Umgang mit unerlaubtem KI-Gebrauch in Klausuren und Klassenarbeiten

  • Moin,

    da bei uns an der Schule unter den Oberstufenlehrkräften gerade der Frust wegen der Zunahme des unerlaubten KI-Gebrauchs während schriftlicher Leistungsüberprüfungen immer größer wird, möchte ich mich hier einmal danach erkundigen, wie die Regelungen in anderen Bundesländern aussehen.

    In SH ist es so, dass man S*S in flagranti erwischen muss oder sie zugeben, dass sie unerlaubter Weise KI verwendet haben, um eine Klausur/Arbeit nicht werten bzw. mit 0 Punkten bewerten zu dürfen. Es ist nicht erlaubt, die S*S mündlich oder schriftlich nachzuprüfen, da die Ergebnisse immer anfechtbar wären (zu aufgeregt, schlechter Tag, schon wieder alles vergessen, da nur für Leistungskontrolle gelernt usw). Die Beweislast liegt allein bei den Lehrkräften. Indizien genügen nicht. Dazu gäbe es eindeutige Gerichtsurteile.

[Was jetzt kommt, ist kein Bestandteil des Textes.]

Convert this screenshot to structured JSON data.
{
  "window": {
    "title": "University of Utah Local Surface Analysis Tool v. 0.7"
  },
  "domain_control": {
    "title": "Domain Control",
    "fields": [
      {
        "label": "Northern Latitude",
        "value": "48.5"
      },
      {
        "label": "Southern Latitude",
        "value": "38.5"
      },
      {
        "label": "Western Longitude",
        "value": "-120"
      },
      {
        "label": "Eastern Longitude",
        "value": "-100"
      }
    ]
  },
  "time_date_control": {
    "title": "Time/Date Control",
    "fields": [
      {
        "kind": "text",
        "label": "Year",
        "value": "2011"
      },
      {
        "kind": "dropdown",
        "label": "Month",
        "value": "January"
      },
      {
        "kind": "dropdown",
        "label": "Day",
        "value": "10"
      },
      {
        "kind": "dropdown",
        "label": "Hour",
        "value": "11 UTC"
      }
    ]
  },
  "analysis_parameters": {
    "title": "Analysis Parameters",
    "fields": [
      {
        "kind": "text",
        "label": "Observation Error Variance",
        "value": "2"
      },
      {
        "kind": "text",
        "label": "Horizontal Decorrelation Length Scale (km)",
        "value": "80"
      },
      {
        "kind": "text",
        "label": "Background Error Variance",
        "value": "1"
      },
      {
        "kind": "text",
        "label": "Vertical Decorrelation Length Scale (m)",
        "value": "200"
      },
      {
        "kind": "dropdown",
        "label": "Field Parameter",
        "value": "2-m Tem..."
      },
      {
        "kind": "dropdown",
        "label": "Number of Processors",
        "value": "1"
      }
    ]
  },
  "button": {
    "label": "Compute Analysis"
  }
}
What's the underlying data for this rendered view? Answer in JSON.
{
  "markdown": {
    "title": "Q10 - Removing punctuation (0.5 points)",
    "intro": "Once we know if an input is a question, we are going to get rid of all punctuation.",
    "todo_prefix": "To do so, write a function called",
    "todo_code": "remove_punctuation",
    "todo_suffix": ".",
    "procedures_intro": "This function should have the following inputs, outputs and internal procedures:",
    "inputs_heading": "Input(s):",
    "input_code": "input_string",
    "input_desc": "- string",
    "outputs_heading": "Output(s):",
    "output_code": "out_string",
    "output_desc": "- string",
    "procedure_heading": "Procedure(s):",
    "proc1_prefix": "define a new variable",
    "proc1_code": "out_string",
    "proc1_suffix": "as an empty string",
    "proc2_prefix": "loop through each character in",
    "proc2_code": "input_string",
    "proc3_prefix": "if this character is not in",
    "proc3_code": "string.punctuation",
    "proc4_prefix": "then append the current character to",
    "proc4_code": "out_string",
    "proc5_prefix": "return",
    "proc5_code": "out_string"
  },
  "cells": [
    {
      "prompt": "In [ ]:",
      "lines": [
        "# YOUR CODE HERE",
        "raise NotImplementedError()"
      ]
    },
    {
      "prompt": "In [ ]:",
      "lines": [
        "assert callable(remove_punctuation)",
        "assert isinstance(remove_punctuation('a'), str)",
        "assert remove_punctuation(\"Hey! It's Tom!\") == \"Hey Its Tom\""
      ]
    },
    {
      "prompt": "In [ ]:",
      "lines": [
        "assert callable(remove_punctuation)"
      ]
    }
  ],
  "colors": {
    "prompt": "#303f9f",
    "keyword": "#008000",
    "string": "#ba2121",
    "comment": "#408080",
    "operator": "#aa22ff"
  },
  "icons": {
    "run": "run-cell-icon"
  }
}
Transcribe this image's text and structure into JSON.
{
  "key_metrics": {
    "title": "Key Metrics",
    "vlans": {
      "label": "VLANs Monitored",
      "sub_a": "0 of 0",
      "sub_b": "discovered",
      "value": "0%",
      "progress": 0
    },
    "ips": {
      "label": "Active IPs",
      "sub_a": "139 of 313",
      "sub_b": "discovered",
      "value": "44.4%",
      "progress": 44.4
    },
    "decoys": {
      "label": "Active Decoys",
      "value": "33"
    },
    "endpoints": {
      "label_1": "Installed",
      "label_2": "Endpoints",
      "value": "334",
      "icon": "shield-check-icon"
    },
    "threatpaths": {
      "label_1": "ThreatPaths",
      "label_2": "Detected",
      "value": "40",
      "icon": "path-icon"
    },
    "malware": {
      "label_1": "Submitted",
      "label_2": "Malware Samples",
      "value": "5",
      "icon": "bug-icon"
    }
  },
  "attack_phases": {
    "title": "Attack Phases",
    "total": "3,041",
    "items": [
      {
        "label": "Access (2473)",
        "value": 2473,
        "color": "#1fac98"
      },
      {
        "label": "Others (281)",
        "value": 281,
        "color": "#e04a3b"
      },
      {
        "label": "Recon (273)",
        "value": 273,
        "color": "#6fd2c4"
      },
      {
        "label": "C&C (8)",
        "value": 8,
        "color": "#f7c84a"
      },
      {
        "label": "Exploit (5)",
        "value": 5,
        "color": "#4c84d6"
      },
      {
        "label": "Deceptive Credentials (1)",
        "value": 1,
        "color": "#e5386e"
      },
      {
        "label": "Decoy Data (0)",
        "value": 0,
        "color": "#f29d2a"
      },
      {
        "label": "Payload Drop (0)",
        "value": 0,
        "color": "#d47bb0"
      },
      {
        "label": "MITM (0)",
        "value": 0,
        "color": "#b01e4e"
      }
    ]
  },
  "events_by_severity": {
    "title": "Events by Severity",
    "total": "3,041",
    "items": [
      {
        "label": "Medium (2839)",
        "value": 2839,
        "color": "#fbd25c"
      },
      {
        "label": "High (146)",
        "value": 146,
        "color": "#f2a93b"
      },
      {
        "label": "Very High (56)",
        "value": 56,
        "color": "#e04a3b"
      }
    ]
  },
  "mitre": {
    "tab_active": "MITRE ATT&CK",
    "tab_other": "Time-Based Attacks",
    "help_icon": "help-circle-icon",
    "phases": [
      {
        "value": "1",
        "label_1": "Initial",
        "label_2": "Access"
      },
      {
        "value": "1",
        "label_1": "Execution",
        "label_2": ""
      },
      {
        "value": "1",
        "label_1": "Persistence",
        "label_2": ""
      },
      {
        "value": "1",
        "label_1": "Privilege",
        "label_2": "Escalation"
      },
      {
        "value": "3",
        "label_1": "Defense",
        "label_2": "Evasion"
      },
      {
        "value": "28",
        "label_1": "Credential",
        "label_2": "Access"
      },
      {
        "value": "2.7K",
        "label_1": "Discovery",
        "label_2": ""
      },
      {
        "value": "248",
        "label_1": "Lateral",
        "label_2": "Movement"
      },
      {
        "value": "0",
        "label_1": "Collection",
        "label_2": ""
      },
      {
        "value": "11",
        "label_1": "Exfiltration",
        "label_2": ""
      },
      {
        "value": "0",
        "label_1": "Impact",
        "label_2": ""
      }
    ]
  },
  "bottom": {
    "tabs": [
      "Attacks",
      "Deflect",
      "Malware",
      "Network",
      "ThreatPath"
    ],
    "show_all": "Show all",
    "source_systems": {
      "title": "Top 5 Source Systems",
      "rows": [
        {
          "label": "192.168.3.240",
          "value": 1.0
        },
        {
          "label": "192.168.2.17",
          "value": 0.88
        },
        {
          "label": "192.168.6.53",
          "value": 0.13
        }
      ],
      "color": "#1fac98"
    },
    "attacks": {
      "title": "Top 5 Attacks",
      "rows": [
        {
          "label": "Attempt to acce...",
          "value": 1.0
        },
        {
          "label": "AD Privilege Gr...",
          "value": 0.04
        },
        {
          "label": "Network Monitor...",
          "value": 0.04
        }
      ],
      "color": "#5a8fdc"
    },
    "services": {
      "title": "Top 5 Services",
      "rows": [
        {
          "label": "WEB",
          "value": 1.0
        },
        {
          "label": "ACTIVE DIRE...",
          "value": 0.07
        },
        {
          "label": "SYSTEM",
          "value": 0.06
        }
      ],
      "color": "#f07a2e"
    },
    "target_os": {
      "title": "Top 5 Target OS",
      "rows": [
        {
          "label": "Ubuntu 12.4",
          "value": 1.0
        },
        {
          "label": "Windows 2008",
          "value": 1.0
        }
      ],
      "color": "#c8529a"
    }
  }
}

    Nun habe ich gehört, dass es in anderen Bundesländern ganz offiziell erlaubt ist, die S*S zu bitten im Verdachtsfall nachzuweisen, dass sie tatsächlich in der Lage sind, die z.T. sehr guten Ergebnisse, die sie in bestimmten schriftlichen Leistungsüberprüfungen erbracht haben, generell zu erbringen.

    Ich würde mich über Rückmeldungen dazu sehr freuen.

  • aus SH 15. April 2026 07:52

    Hat den Titel des Themas von „Umgang mit unerlaubtem KI-Gebrauch in Klausuren und Klassenarbeiten.“ zu „Umgang mit unerlaubtem KI-Gebrauch in Klausuren und Klassenarbeiten“ geändert.
  • Moin,

    da bei uns an der Schule unter den Oberstufenlehrkräften gerade der Frust wegen der Zunahme des unerlaubten KI-Gebrauchs während schriftlicher Leistungsüberprüfungen immer größer wird, möchte ich mich hier einmal danach erkundigen, wie die Regelungen in anderen Bundesländern aussehen.

    In SH ist es so, dass man S*S in flagranti erwischen muss oder sie zugeben, dass sie unerlaubter Weise KI verwendet haben, um eine Klausur/Arbeit nicht werten bzw. mit 0 Punkten bewerten zu dürfen. Es ist nicht erlaubt, die S*S mündlich oder schriftlich nachzuprüfen, da die Ergebnisse immer anfechtbar wären (zu aufgeregt, schlechter Tag, schon wieder alles vergessen, da nur für Leistungskontrolle gelernt usw). Die Beweislast liegt allein bei den Lehrkräften. Indizien genügen nicht. Dazu gäbe es eindeutige Gerichtsurteile.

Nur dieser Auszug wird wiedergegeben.